In [2]:
import numpy as np

from sklearn.datasets import make_classification
from sklearn.model_selection import train_test_split
from sklearn.linear_model import LogisticRegression
from sklearn.metrics import accuracy_score, zero_one_loss, jaccard_score, confusion_matrix, \
    precision_score, recall_score, fbeta_score


# For reproducibility
np.random.seed(1000)

nb_samples = 500

In [3]:
# Create dataset
X, Y = make_classification(n_samples=nb_samples, n_features=2, n_informative=2, n_redundant=0,
                               n_clusters_per_class=1)

# Split dataset
X_train, X_test, Y_train, Y_test = train_test_split(X, Y, test_size=0.25)

In [8]:
# Create and train logistic regressor
lr = LogisticRegression()
lr.fit(X_train, Y_train)

print('Accuracy score: %.3f' % accuracy_score(Y_test, lr.predict(X_test)))
print('Zero-one loss (normalized): %.3f' % zero_one_loss(Y_test, lr.predict(X_test)))
print('Zero-one loss (unnormalized): %.3f' % zero_one_loss(Y_test, lr.predict(X_test), normalize=False))
print('Jaccard similarity score: %.3f' % jaccard_score(Y_test, lr.predict(X_test)))

Accuracy score: 0.992
Zero-one loss (normalized): 0.008
Zero-one loss (unnormalized): 1.000
Jaccard similarity score: 0.986


It seesm that zero-one loss: misclassification/total # of samples, ***without differentiating the types of error***. Another detail: ***"If normalize is True, return the fraction of misclassifications (float), else it returns the number of misclassifications (int). The best performance is 0."***

In [6]:
# Compute confusion matrix
cm = confusion_matrix(y_true=Y_test, y_pred=lr.predict(X_test))
print('Confusion matrix:')
print(cm)

print('Precision score: %.3f' % precision_score(Y_test, lr.predict(X_test)))
print('Recall score: %.3f' % recall_score(Y_test, lr.predict(X_test)))
print('F-Beta score (1): %.3f' % fbeta_score(Y_test, lr.predict(X_test), beta=1))
print('F-Beta score (0.75): %.3f' % fbeta_score(Y_test, lr.predict(X_test), beta=0.75))
print('F-Beta score (1.25): %.3f' % fbeta_score(Y_test, lr.predict(X_test), beta=1.25))

Confusion matrix:
[[56  1]
 [ 0 68]]
Precision score: 0.986
Recall score: 1.000
F-Beta score (1): 0.993
F-Beta score (0.75): 0.991
F-Beta score (1.25): 0.994


confusion_matrix: By definition a confusion matrix C is such that Cij is equal to the number of observations known to be in group i and predicted to be in group j.\
\
Thus in binary classification, the count of true negatives is C<sub>0,0</sub>, false negatives is C<sub>1,0</sub>, true positives is C<sub>1,1</sub> and false positives is C<sub>0,1</sub>(So in both axes, negative comes first by default).\
\
If you don't flip the confusion matrix, but want to get the same measures, it's necessary to add the ***pos_label=0*** parameter to all metric score functions.

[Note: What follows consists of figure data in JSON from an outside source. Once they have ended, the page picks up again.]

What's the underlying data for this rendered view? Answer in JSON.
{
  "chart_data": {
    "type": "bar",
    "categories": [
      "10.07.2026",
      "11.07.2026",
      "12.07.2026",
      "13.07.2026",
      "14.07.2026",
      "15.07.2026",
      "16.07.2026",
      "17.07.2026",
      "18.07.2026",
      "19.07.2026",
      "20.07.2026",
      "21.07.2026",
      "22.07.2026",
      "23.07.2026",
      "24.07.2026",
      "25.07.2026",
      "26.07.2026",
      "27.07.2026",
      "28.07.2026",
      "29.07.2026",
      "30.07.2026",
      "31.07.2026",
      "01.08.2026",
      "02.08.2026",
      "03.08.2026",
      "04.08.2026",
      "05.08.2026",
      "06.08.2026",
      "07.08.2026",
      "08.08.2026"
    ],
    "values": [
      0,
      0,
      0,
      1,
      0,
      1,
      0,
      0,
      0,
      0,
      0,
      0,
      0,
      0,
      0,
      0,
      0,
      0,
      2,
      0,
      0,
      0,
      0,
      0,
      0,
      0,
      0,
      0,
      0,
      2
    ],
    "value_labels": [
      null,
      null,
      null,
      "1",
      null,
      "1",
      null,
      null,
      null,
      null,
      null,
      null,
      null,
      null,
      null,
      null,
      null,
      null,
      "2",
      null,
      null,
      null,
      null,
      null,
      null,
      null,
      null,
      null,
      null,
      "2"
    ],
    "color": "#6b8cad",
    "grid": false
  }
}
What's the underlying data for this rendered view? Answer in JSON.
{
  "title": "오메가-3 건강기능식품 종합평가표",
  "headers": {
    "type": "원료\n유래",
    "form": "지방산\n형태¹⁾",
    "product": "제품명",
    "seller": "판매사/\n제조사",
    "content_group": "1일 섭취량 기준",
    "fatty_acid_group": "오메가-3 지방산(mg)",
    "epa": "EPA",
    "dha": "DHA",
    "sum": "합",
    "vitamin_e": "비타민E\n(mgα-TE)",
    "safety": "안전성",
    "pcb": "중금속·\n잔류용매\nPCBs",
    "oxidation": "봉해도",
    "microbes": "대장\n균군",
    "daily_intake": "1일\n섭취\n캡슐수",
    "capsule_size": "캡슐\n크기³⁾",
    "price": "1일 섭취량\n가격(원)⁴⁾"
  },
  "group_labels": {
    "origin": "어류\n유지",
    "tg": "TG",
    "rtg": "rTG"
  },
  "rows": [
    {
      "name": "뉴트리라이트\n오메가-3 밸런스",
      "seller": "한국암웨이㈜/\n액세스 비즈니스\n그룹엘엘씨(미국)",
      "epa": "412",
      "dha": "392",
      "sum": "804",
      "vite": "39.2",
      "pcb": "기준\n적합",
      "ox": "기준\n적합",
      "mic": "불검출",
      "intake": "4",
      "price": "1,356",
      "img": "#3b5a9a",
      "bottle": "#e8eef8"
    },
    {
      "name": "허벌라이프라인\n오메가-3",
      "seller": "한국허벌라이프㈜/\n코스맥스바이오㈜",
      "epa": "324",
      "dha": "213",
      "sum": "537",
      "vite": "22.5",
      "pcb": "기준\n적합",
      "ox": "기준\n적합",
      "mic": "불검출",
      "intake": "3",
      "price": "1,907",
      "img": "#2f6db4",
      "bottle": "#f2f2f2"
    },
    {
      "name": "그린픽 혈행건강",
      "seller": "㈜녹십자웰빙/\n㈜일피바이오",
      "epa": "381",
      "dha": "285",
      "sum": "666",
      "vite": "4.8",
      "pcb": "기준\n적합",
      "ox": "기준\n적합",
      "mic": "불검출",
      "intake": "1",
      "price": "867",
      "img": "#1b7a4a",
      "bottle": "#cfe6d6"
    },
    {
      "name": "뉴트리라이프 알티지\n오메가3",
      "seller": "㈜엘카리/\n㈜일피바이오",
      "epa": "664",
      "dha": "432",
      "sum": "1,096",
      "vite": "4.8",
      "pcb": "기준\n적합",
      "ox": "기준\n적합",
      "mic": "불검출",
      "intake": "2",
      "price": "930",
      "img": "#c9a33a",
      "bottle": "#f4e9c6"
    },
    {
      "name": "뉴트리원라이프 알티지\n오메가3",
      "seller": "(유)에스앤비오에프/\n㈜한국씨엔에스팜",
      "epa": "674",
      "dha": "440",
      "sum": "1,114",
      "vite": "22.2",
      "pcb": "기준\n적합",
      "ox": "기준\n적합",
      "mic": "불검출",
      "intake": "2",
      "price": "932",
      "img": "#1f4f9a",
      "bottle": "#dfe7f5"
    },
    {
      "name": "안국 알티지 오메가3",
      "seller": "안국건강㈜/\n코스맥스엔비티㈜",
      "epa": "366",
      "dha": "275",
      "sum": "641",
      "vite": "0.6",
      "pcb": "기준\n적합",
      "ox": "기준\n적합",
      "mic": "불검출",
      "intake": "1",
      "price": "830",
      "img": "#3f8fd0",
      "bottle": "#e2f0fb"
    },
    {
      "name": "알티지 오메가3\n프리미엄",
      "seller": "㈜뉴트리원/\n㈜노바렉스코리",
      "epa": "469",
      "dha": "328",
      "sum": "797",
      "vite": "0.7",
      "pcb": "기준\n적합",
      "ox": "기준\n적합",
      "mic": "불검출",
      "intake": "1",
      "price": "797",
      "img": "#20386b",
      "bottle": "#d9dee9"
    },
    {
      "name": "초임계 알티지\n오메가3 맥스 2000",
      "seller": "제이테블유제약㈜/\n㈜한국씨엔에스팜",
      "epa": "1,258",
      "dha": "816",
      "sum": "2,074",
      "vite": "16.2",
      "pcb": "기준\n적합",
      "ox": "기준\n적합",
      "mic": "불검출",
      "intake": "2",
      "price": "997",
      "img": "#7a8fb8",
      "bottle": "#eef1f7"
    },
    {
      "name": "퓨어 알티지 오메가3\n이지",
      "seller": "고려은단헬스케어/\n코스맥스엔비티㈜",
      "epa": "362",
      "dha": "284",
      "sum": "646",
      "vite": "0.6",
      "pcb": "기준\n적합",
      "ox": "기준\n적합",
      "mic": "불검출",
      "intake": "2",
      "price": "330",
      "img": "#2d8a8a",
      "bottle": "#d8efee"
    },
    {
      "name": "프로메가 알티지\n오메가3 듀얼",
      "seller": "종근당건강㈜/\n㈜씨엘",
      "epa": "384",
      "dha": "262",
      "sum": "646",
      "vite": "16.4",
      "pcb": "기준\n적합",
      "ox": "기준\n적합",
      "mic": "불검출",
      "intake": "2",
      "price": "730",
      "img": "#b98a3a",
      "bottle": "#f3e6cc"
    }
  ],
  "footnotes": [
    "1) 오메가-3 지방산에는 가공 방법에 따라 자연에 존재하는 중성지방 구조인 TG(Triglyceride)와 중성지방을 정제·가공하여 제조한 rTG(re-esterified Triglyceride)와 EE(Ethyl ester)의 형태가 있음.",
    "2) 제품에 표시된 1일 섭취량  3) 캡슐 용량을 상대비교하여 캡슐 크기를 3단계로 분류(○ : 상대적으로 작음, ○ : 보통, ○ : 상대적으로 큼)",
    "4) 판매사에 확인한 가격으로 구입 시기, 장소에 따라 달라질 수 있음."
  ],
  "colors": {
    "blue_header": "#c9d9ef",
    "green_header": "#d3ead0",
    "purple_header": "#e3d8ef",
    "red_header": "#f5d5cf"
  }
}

***Precision = TP/(TP + FP)\
\
Recall = TP/(TP + FN)\
\
Jaccard Similarity Score = TP/(TP + FP + FN)\
\
Accuracy = (TP + TN)/(TP + FP + FN + TN)***\
\
Therefore, for what it's worth, Jaccard similarity score should be smaller than any of the other three.\ 

\\(F_{\beta} = (\beta^2 + 1)*\frac{Precision * Recall}{\beta^2Precision + Recall}\\)
\
\
Or, it can also be expressed as, \\(F_{\beta} = \frac{Precision * Recall}{\frac{\beta^2}{\beta^2 + 1}Precision + \frac{1}{\beta^2 + 1} Recall}\\)\
\
The most common F score is the case of \\(\beta = 1\\), where equal weights are given to precision and recall. The bigger the \\(\beta\\), the bigger emphasis will be placed on precision.

The highest score is achieved by giving more importance to precision (which is higher), while the least one corresponds to a recall predominance. \\(F_{\beta}\\) is
hence useful to have a compact picture of the accuracy as a trade-off between high precision and a limited number of false negatives.